Einschätzung „Nicht unter Druck setzen lassen”

Einschätzung

„Nicht unter Druck setzen lassen”

hm: Frau Kuschel, seit 1. Januar ist das neue Versicherungsvertragsgesetz (VVG) in Kraft. Ist damit das Problem Obliegenheiten vom Tisch?

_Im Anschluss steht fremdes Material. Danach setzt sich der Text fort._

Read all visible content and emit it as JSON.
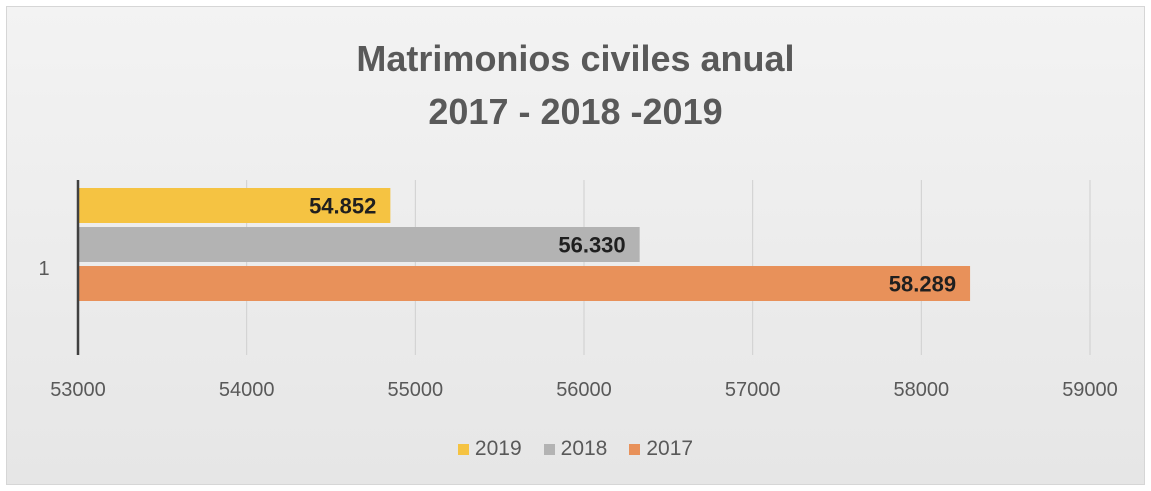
{
  "chart_data": {
    "type": "bar",
    "orientation": "horizontal",
    "title": "Matrimonios civiles anual",
    "subtitle": "2017 - 2018 -2019",
    "categories": [
      "1"
    ],
    "series": [
      {
        "name": "2019",
        "values": [
          54852
        ],
        "data_label": "54.852",
        "color": "#f5c342"
      },
      {
        "name": "2018",
        "values": [
          56330
        ],
        "data_label": "56.330",
        "color": "#b3b3b3"
      },
      {
        "name": "2017",
        "values": [
          58289
        ],
        "data_label": "58.289",
        "color": "#e8915a"
      }
    ],
    "xlim": [
      53000,
      59000
    ],
    "x_ticks": [
      "53000",
      "54000",
      "55000",
      "56000",
      "57000",
      "58000",
      "59000"
    ],
    "grid": true,
    "legend_position": "bottom"
  }
}
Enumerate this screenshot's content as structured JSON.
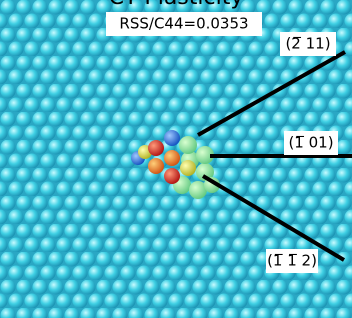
{
  "title": "CT Plasticity",
  "annotation": "RSS/C44=0.0353",
  "directions": [
    "(2̅ 11)",
    "(1̅ 01)",
    "(1̅ 1̅ 2)"
  ]
}
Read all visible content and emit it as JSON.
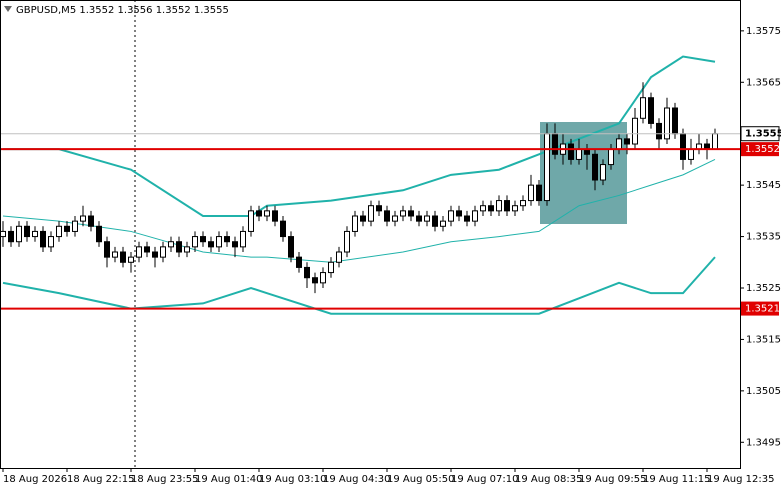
{
  "chart_data": {
    "type": "candlestick",
    "title": "GBPUSD,M5  1.3552 1.3556 1.3552 1.3555",
    "categories": [
      "18 Aug 2026",
      "18 Aug 22:15",
      "18 Aug 23:55",
      "19 Aug 01:40",
      "19 Aug 03:10",
      "19 Aug 04:30",
      "19 Aug 05:50",
      "19 Aug 07:10",
      "19 Aug 08:35",
      "19 Aug 09:55",
      "19 Aug 11:15",
      "19 Aug 12:35"
    ],
    "candles": [
      [
        1.3535,
        1.3538,
        1.3533,
        1.3536
      ],
      [
        1.3536,
        1.3537,
        1.3533,
        1.3534
      ],
      [
        1.3534,
        1.3538,
        1.3533,
        1.3537
      ],
      [
        1.3537,
        1.3538,
        1.3534,
        1.3535
      ],
      [
        1.3535,
        1.3537,
        1.3534,
        1.3536
      ],
      [
        1.3536,
        1.3537,
        1.3532,
        1.3533
      ],
      [
        1.3533,
        1.3536,
        1.3532,
        1.3535
      ],
      [
        1.3535,
        1.3538,
        1.3534,
        1.3537
      ],
      [
        1.3537,
        1.3538,
        1.3535,
        1.3536
      ],
      [
        1.3536,
        1.3539,
        1.3535,
        1.3538
      ],
      [
        1.3538,
        1.3541,
        1.3537,
        1.3539
      ],
      [
        1.3539,
        1.354,
        1.3536,
        1.3537
      ],
      [
        1.3537,
        1.3538,
        1.3533,
        1.3534
      ],
      [
        1.3534,
        1.3535,
        1.3529,
        1.3531
      ],
      [
        1.3531,
        1.3533,
        1.353,
        1.3532
      ],
      [
        1.3532,
        1.3533,
        1.3529,
        1.353
      ],
      [
        1.353,
        1.3532,
        1.3528,
        1.3531
      ],
      [
        1.3531,
        1.3534,
        1.353,
        1.3533
      ],
      [
        1.3533,
        1.3534,
        1.3531,
        1.3532
      ],
      [
        1.3532,
        1.3533,
        1.3529,
        1.3531
      ],
      [
        1.3531,
        1.3534,
        1.353,
        1.3533
      ],
      [
        1.3533,
        1.3535,
        1.3532,
        1.3534
      ],
      [
        1.3534,
        1.3535,
        1.3531,
        1.3532
      ],
      [
        1.3532,
        1.3534,
        1.3531,
        1.3533
      ],
      [
        1.3533,
        1.3536,
        1.3532,
        1.3535
      ],
      [
        1.3535,
        1.3536,
        1.3533,
        1.3534
      ],
      [
        1.3534,
        1.3535,
        1.3532,
        1.3533
      ],
      [
        1.3533,
        1.3536,
        1.3532,
        1.3535
      ],
      [
        1.3535,
        1.3536,
        1.3533,
        1.3534
      ],
      [
        1.3534,
        1.3535,
        1.3531,
        1.3533
      ],
      [
        1.3533,
        1.3537,
        1.3532,
        1.3536
      ],
      [
        1.3536,
        1.3541,
        1.3535,
        1.354
      ],
      [
        1.354,
        1.3541,
        1.3538,
        1.3539
      ],
      [
        1.3539,
        1.3541,
        1.3538,
        1.354
      ],
      [
        1.354,
        1.3541,
        1.3537,
        1.3538
      ],
      [
        1.3538,
        1.3539,
        1.3534,
        1.3535
      ],
      [
        1.3535,
        1.3536,
        1.353,
        1.3531
      ],
      [
        1.3531,
        1.3532,
        1.3528,
        1.3529
      ],
      [
        1.3529,
        1.353,
        1.3525,
        1.3527
      ],
      [
        1.3527,
        1.3528,
        1.3524,
        1.3526
      ],
      [
        1.3526,
        1.3529,
        1.3525,
        1.3528
      ],
      [
        1.3528,
        1.3531,
        1.3527,
        1.353
      ],
      [
        1.353,
        1.3533,
        1.3529,
        1.3532
      ],
      [
        1.3532,
        1.3537,
        1.3531,
        1.3536
      ],
      [
        1.3536,
        1.354,
        1.3535,
        1.3539
      ],
      [
        1.3539,
        1.354,
        1.3537,
        1.3538
      ],
      [
        1.3538,
        1.3542,
        1.3537,
        1.3541
      ],
      [
        1.3541,
        1.3542,
        1.3539,
        1.354
      ],
      [
        1.354,
        1.3541,
        1.3537,
        1.3538
      ],
      [
        1.3538,
        1.354,
        1.3537,
        1.3539
      ],
      [
        1.3539,
        1.3541,
        1.3538,
        1.354
      ],
      [
        1.354,
        1.3541,
        1.3538,
        1.3539
      ],
      [
        1.3539,
        1.354,
        1.3537,
        1.3538
      ],
      [
        1.3538,
        1.354,
        1.3537,
        1.3539
      ],
      [
        1.3539,
        1.354,
        1.3536,
        1.3537
      ],
      [
        1.3537,
        1.3539,
        1.3536,
        1.3538
      ],
      [
        1.3538,
        1.3541,
        1.3537,
        1.354
      ],
      [
        1.354,
        1.3541,
        1.3538,
        1.3539
      ],
      [
        1.3539,
        1.354,
        1.3537,
        1.3538
      ],
      [
        1.3538,
        1.3541,
        1.3537,
        1.354
      ],
      [
        1.354,
        1.3542,
        1.3539,
        1.3541
      ],
      [
        1.3541,
        1.3542,
        1.3539,
        1.354
      ],
      [
        1.354,
        1.3543,
        1.3539,
        1.3542
      ],
      [
        1.3542,
        1.3543,
        1.3539,
        1.354
      ],
      [
        1.354,
        1.3542,
        1.3539,
        1.3541
      ],
      [
        1.3541,
        1.3543,
        1.354,
        1.3542
      ],
      [
        1.3542,
        1.3547,
        1.3541,
        1.3545
      ],
      [
        1.3545,
        1.3546,
        1.3541,
        1.3542
      ],
      [
        1.3542,
        1.3557,
        1.3541,
        1.3555
      ],
      [
        1.3555,
        1.3557,
        1.355,
        1.3551
      ],
      [
        1.3551,
        1.3555,
        1.3549,
        1.3553
      ],
      [
        1.3553,
        1.3554,
        1.3549,
        1.355
      ],
      [
        1.355,
        1.3554,
        1.3549,
        1.3552
      ],
      [
        1.3552,
        1.3553,
        1.3548,
        1.3551
      ],
      [
        1.3551,
        1.3552,
        1.3544,
        1.3546
      ],
      [
        1.3546,
        1.355,
        1.3545,
        1.3549
      ],
      [
        1.3549,
        1.3553,
        1.3548,
        1.3552
      ],
      [
        1.3552,
        1.3555,
        1.3551,
        1.3554
      ],
      [
        1.3554,
        1.3555,
        1.3551,
        1.3553
      ],
      [
        1.3553,
        1.356,
        1.3552,
        1.3558
      ],
      [
        1.3558,
        1.3565,
        1.3557,
        1.3562
      ],
      [
        1.3562,
        1.3563,
        1.3556,
        1.3557
      ],
      [
        1.3557,
        1.3558,
        1.3552,
        1.3554
      ],
      [
        1.3554,
        1.3562,
        1.3553,
        1.356
      ],
      [
        1.356,
        1.3561,
        1.3554,
        1.3555
      ],
      [
        1.3555,
        1.3556,
        1.3548,
        1.355
      ],
      [
        1.355,
        1.3554,
        1.3549,
        1.3552
      ],
      [
        1.3552,
        1.3555,
        1.3551,
        1.3553
      ],
      [
        1.3553,
        1.3554,
        1.355,
        1.3552
      ],
      [
        1.3552,
        1.3556,
        1.3552,
        1.3555
      ]
    ],
    "bands": [
      {
        "color": "#20b2aa",
        "width": 2,
        "x": [
          0,
          7,
          16,
          25,
          31,
          33,
          41,
          50,
          56,
          62,
          67,
          72,
          77,
          81,
          85,
          89
        ],
        "values": [
          1.3552,
          1.3552,
          1.3548,
          1.3539,
          1.3539,
          1.3541,
          1.3542,
          1.3544,
          1.3547,
          1.3548,
          1.3551,
          1.3554,
          1.3557,
          1.3566,
          1.357,
          1.3569
        ]
      },
      {
        "color": "#20b2aa",
        "width": 1,
        "x": [
          0,
          7,
          16,
          25,
          31,
          33,
          41,
          50,
          56,
          62,
          67,
          72,
          77,
          81,
          85,
          89
        ],
        "values": [
          1.3539,
          1.3538,
          1.3536,
          1.3532,
          1.3531,
          1.3531,
          1.353,
          1.3532,
          1.3534,
          1.3535,
          1.3536,
          1.3541,
          1.3543,
          1.3545,
          1.3547,
          1.355
        ]
      },
      {
        "color": "#20b2aa",
        "width": 2,
        "x": [
          0,
          7,
          16,
          25,
          31,
          33,
          41,
          50,
          56,
          62,
          67,
          72,
          77,
          81,
          85,
          89
        ],
        "values": [
          1.3526,
          1.3524,
          1.3521,
          1.3522,
          1.3525,
          1.3524,
          1.352,
          1.352,
          1.352,
          1.352,
          1.352,
          1.3523,
          1.3526,
          1.3524,
          1.3524,
          1.3531
        ]
      }
    ],
    "levels": [
      {
        "value": 1.3552,
        "color": "#e00000"
      },
      {
        "value": 1.3521,
        "color": "#e00000"
      }
    ],
    "current_price": 1.3555,
    "ylim": [
      1.349,
      1.3581
    ],
    "yticks": [
      1.3495,
      1.3505,
      1.3515,
      1.3525,
      1.3535,
      1.3545,
      1.3565,
      1.3575
    ]
  }
}
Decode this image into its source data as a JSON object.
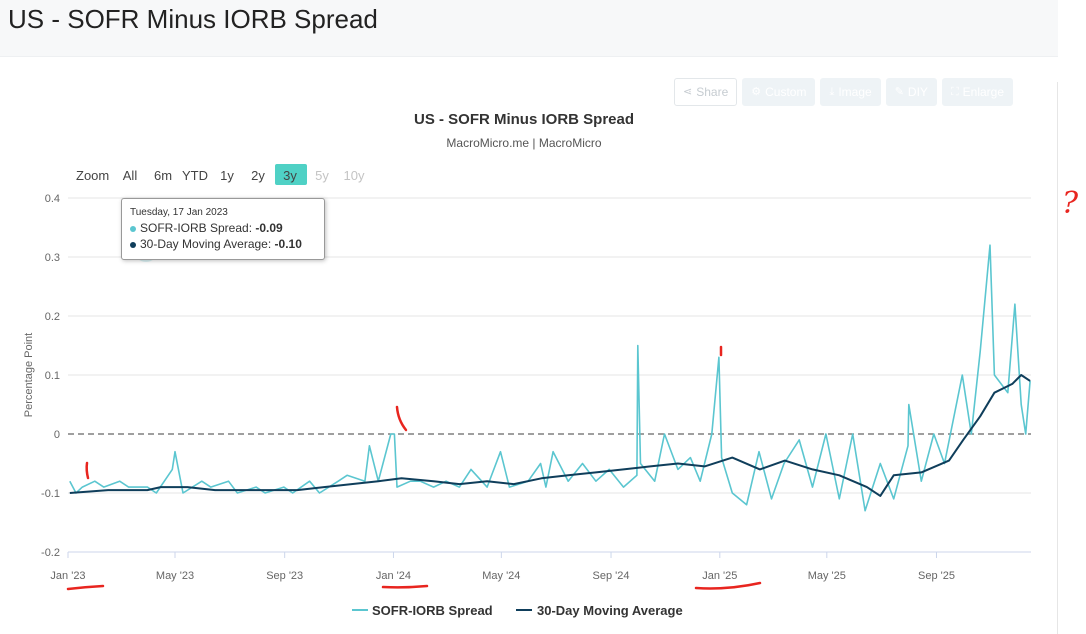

Svea Kuschel: Die neuen VVG-Bestimmungen sind eine Verbesserung für die Versicherten. Die Rechte sind klarer geregelt. Die Fragen deutlicher formuliert. Das Thema ist aber nicht vom Tisch.

hm: Früher spielte die vorvertragliche Anzeigepflicht gerade bei den Berufsunfähigkeitsversicherungen eine große Rolle. Ist das jetzt besser geworden?

Svea Kuschel: Vielen Versicherungsnehmern ist nicht bewusst, in welche Fallen sie tappen können. In den Versicherungsbedingungen heißt es immer: „Wir übernehmen den Versicherungsschutz im Vertrauen darauf, dass Sie bei Antragstellung alle in Verbindung mit dem Versicherungsantrag gestellten Fragen wahrheitsgemäß und vollständig beantwortet haben.“ Mit anderen Worten: Ansonsten ist er nichtig. Die Leute glauben, sie sind versichert, und sind es gar nicht.

hm: Mitunter kann man die eigene Krankengeschichte gar nicht richtig einschätzen oder die Zeit fehlt …

Svea Kuschel: Ganz falsch ist es, sich unter Druck setzen zu lassen. Bei einer BU-Versicherung geht es um sehr viel. Man sollte sich also Zeit nehmen, einen solchen Antrag auszufüllen. Geht das nicht aus dem Gedächtnis, müssen eben Krankheitsunterlagen angefordert werden. Fragen Sie Ihren Arzt ganz genau: Was steht in meiner Kartei? Dann können Sie ganz sicher sein. Solche detaillierten Unterlagen können im Übrigen auch dazu beitragen, Bedenken der Versicherer zu zerstreuen.

hm: Kann man die medizinischen Fragen denn überhaupt verstehen?

Svea Kuschel: Ja! Es gibt sehr spezielle Fragebögen zum Beispiel zum Rücken oder zu Allergien. Wenn Sie die ausfüllen, sind Sie in jedem Fall auf der sicheren Seite. Aber machen Sie sich auch nicht zu viel Arbeit. Beachten Sie, welcher Zeit-raum erfragt wird. Eine Blinddarmentzündung als Kind interessiert vermutlich nicht.

hm: Kann man falsche Angaben im nachhinein noch korrigieren?

Svea Kuschel: Schwer. Aber selbst wenn der Versicherer Sie weiter versichert, wird es in jedem Fall teurer. Auf alle Fälle sollten Sie im Schadensfall nicht vorschnell aufgeben. Wenn es beispielsweise keinen ursächlichen Zusammenhang zwischen der verschwiegenen Krankheit gibt und dem Grund für die Berufsunfähigkeit, muss die Versicherung trotzdem zahlen. In der Regel gilt eine Verjährungsfrist von zehn Jahren – auch dann, wenn scheinbar absichtlich etwas vergessen wurde.